Conosce anche li dei compagni e torna in contatto con il partito. Arriva
l’8 settembre e Mandolesi lascia la caserma e si unisce ad altri
partigiani sulle montagne, si tratta della brigata Pisacane. La mattina
del 12 giugno ’44 riceve l’ordine di andare a liberare dei compagni
detenuti dai tedeschi nel carcere Baldenich a Belluno: raduna un gruppo
di 25 persone, dodici si travestono da nazisti, altri si fingono
prigionieri altri sono fuori di copertura. Entrano in perfetta
formazione nazista nel carcere, i carabinieri di guardia li accolgono
senza pensare che da lì a poco li faranno prigionieri, tagliano i fili
del telefono e liberano i compagni incarcerati, con l’aiuto di un
secondino che è loro complice. All’uscita trovano il portone chiuso ma
Mandolesi lo apre a calci e spallate, sono fuori e con loro tutti i
compagni in carcere. Mandolesi dopo la liberazione fu per un breve
periodo questore di Belluno e sarà decorato con la medaglia d’argento
per le sue azioni diventando una delle figure più popolari della
resistenza in Veneto.

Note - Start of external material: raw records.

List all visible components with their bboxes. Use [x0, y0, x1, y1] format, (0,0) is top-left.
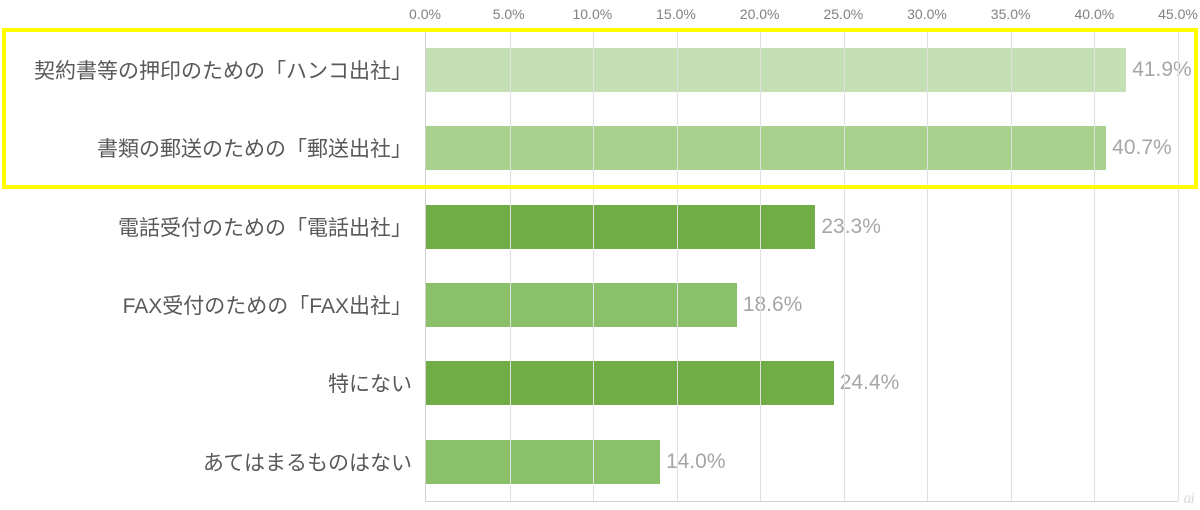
x-axis-tick: 15.0%: [656, 6, 696, 22]
x-axis-tick: 30.0%: [907, 6, 947, 22]
category-label: 契約書等の押印のための「ハンコ出社」: [0, 55, 418, 85]
value-label: 40.7%: [1112, 136, 1172, 160]
bar-row: あてはまるものはない14.0%: [426, 423, 1178, 501]
x-axis-tick: 25.0%: [823, 6, 863, 22]
category-label: あてはまるものはない: [0, 447, 418, 477]
value-label: 41.9%: [1132, 58, 1192, 82]
category-label: FAX受付のための「FAX出社」: [0, 290, 418, 320]
bar: 23.3%: [426, 205, 815, 249]
grid-line: [677, 31, 678, 501]
x-axis-tick: 35.0%: [991, 6, 1031, 22]
bar-row: 契約書等の押印のための「ハンコ出社」41.9%: [426, 31, 1178, 109]
x-axis-tick: 10.0%: [572, 6, 612, 22]
chart-container: 0.0% 5.0% 10.0% 15.0% 20.0% 25.0% 30.0% 35.0% 40…: [0, 0, 1200, 510]
x-axis-tick: 0.0%: [409, 6, 441, 22]
bar-row: FAX受付のための「FAX出社」18.6%: [426, 266, 1178, 344]
grid-line: [1094, 31, 1095, 501]
category-label: 書類の郵送のための「郵送出社」: [0, 133, 418, 163]
grid-line: [927, 31, 928, 501]
category-label: 電話受付のための「電話出社」: [0, 212, 418, 242]
grid-line: [1178, 31, 1179, 501]
category-label: 特にない: [0, 368, 418, 398]
bars-layer: 契約書等の押印のための「ハンコ出社」41.9%書類の郵送のための「郵送出社」40…: [426, 31, 1178, 501]
bar: 41.9%: [426, 48, 1126, 92]
bar: 14.0%: [426, 440, 660, 484]
x-axis-tick: 5.0%: [493, 6, 525, 22]
bar-row: 特にない24.4%: [426, 344, 1178, 422]
x-axis-tick: 45.0%: [1158, 6, 1198, 22]
x-axis-tick: 20.0%: [740, 6, 780, 22]
grid-line: [510, 31, 511, 501]
bar: 40.7%: [426, 126, 1106, 170]
grid-line: [844, 31, 845, 501]
value-label: 24.4%: [840, 371, 900, 395]
grid-line: [760, 31, 761, 501]
plot-area: 契約書等の押印のための「ハンコ出社」41.9%書類の郵送のための「郵送出社」40…: [425, 30, 1178, 502]
watermark: ai: [1184, 490, 1194, 508]
grid-line: [1011, 31, 1012, 501]
x-axis: 0.0%5.0%10.0%15.0%20.0%25.0%30.0%35.0%40…: [425, 0, 1178, 30]
value-label: 23.3%: [821, 215, 881, 239]
bar: 18.6%: [426, 283, 737, 327]
grid-line: [593, 31, 594, 501]
bar-row: 書類の郵送のための「郵送出社」40.7%: [426, 109, 1178, 187]
value-label: 18.6%: [743, 293, 803, 317]
bar: 24.4%: [426, 361, 834, 405]
x-axis-tick: 40.0%: [1074, 6, 1114, 22]
value-label: 14.0%: [666, 450, 726, 474]
bar-row: 電話受付のための「電話出社」23.3%: [426, 188, 1178, 266]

Concludo con il giudizio che il compagno Carlo dà
della resistenza in una intervista al manifesto: “A chi oggi pone la
domanda se la resistenza sia stata giusta, vorrei chiedere: ma è forse
giusta la guerra?
Noi abbiamo lottato per un ideale, per affermare i valori di
indipendenza, di democrazia e di libertà, per riscattarci da una
condizione politico-culturale, che ci aveva impedito di pensare
liberamente e autonomamente; abbiamo lottato per riacquistare la nostra
dignità di popolo e per riaffermare il principio di autodeterminazione
dei popoli.
Tutto questo ci è costato sacrifici, feriti e morti, ma ci sosteneva una
forte fede: dovevamo dar vita a uno stato democratico, senza aspettarci
onori, cariche, successo o denaro. E molti di noi, dopo la guerra,
tornarono al loro lavoro, proprio nelle stesse condizioni di prima.”